黒瀬ぶりの育成中に何らかの疾病が発生した際、その原因をすぐに特定できる検査設備、検査能力を整備しています。ダイバーによる健康状態の確認で異常が発見された際にはすぐに陸上の検査施設で疾病の特定、検体を用いた薬剤の有効性確認が行われます。検査結果は獣医師に報告され、その後治療開始の指示を受けます。黒瀬ぶりの異変を早期に感知し、早期に対策を実行できることで疾病の重症化を防ぎ、健康的な育成に繋げています。検査を行う検査員は、㈱ニッスイ中央研究所の魚病診断専門家から指導を受け、十分な力量を備えていると認定されたスタッフが行います。ダイバーによる生簀内の観察、検査員による科学的な病理検査の両面で黒瀬ぶりの健康を支えています。

ぶりの検査をしている様子

3.薬剤使用量の削減

魚類疾病用ワクチンの性能向上による発症頻度の減少と、ダイバーによる生簀内の観察、検査員による科学的な病理検査による早期発見・早期治療により、1尾当たりの薬剤使用量は大きく減少しています。
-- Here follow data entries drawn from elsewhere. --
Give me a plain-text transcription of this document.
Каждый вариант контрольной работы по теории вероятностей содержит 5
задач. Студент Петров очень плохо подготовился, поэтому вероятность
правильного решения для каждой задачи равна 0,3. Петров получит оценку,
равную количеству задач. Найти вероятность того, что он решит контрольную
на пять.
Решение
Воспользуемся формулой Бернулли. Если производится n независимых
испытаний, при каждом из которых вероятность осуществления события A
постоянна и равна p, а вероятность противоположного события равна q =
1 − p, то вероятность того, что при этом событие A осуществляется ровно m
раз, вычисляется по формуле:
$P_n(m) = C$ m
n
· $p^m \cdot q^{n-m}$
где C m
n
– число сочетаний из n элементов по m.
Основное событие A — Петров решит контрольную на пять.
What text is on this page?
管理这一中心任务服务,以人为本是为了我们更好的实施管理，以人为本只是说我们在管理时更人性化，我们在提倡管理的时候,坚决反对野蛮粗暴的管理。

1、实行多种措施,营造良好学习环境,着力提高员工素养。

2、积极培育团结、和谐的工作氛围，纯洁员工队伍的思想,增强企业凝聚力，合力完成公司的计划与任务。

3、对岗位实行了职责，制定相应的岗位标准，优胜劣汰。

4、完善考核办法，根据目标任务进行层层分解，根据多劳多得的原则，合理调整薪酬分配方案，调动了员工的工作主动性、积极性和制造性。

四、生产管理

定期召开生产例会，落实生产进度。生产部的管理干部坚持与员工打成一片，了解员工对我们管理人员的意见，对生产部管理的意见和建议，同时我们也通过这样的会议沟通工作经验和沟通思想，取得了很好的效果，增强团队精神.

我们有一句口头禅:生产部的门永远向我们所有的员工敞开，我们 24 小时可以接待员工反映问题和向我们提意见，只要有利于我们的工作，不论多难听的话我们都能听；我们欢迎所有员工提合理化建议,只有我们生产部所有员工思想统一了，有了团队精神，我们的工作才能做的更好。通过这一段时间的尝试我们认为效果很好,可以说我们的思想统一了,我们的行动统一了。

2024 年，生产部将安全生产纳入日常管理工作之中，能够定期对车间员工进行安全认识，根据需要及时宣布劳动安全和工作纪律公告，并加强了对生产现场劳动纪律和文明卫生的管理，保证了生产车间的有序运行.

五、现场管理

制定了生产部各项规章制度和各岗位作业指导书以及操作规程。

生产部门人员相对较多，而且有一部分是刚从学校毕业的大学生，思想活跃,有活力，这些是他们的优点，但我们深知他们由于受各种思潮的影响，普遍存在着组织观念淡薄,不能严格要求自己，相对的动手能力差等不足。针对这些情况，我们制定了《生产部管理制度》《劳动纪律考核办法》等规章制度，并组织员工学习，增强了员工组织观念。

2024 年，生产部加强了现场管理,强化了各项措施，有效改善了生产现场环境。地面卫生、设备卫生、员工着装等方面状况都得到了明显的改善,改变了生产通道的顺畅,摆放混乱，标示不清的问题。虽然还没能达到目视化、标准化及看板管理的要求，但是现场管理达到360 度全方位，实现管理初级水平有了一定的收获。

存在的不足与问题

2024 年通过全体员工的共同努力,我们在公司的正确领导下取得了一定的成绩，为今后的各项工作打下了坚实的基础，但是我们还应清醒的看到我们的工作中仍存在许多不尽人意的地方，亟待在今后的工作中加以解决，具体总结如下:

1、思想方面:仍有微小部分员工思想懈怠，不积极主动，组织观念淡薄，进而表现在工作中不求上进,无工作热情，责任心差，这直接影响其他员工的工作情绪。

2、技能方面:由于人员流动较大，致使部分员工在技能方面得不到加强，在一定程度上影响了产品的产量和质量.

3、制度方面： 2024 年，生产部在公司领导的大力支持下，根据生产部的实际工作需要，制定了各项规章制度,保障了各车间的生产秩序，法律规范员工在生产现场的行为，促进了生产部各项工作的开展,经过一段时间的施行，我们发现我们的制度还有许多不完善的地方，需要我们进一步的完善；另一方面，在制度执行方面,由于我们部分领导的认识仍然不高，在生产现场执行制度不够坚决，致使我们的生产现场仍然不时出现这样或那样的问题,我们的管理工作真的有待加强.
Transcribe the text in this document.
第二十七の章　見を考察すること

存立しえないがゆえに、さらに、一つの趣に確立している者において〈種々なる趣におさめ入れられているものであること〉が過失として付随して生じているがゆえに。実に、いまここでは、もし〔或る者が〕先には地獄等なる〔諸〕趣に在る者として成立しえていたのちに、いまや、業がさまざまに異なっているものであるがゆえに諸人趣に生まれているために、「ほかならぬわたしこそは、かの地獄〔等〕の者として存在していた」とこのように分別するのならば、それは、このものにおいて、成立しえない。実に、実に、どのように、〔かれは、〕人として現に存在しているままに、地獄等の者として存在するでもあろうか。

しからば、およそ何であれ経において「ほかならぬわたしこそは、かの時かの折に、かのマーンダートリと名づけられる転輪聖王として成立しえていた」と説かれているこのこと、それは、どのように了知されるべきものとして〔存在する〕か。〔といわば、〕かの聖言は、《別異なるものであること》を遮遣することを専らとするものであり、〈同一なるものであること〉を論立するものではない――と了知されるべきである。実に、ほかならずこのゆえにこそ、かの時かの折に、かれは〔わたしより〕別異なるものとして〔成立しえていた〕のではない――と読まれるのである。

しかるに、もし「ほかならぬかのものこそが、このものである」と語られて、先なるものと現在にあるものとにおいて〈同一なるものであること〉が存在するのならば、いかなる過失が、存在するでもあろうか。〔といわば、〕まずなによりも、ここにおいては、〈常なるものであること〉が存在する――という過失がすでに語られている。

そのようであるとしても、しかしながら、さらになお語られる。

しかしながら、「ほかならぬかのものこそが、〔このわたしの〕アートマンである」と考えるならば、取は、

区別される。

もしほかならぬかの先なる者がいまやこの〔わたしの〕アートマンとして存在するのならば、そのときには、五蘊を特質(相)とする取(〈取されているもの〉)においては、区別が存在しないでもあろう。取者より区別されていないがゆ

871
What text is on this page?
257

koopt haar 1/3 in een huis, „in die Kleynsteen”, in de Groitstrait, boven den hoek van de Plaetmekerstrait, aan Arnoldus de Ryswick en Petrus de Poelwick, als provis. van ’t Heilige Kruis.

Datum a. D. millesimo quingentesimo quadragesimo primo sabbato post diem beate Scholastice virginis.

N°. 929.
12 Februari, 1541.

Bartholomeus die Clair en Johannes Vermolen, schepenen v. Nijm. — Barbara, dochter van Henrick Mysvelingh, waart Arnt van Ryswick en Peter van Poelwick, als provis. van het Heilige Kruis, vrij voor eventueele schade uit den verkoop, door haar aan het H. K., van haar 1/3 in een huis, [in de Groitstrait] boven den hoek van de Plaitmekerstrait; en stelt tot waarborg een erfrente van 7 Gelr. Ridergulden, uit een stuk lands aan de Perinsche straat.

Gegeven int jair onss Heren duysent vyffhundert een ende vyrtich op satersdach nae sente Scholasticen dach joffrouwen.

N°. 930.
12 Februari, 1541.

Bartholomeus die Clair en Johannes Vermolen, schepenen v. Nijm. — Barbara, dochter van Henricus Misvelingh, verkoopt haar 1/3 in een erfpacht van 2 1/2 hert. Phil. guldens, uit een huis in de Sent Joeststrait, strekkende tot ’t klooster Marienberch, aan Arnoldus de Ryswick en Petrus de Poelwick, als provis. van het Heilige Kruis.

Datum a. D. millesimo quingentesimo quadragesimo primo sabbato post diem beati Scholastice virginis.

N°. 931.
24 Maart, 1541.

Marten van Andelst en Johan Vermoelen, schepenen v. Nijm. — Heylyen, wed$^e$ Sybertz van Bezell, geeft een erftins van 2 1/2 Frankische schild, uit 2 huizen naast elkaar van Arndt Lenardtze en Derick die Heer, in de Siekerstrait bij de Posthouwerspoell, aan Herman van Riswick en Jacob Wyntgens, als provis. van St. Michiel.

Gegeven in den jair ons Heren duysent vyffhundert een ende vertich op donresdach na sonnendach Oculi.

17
こうした体制が整う以前は、育成段階での疾病による減耗を想定して稚魚導入が行われていました。しかし、ワクチンの性能向上と、早期の対策を実行できる体制の構築により育成段階での減耗は大きく減少し、余剰な稚魚導入を行う必要はなくなり、現在では計画的な黒瀬ぶりの生産が可能になりました。黒瀬ぶりの健康を守ることが薬剤の使用量削減と、天然資源への圧力軽減に繋がっています。


4.出荷前残留検査

治療薬にはそれぞれ休薬期間が設定されており、投薬した場合には指定された期間内での出荷は法的に認められていません。休薬期間は、治療薬の接種から代謝により体外へ排出され、体内に残留させないことを目的とした期間であり、養殖業者はこの期間を厳守しなくてはなりません。休薬期間に加え、黒瀬ぶりを出荷する際には、水揚げ前の全ての生簀からサンプリングし、自社による化学的な検査によって治療薬の体内残留がないことを確認しています。法律の順守に加え、自主的な科学検査で黒瀬ぶりの安全性を確実なものとしています。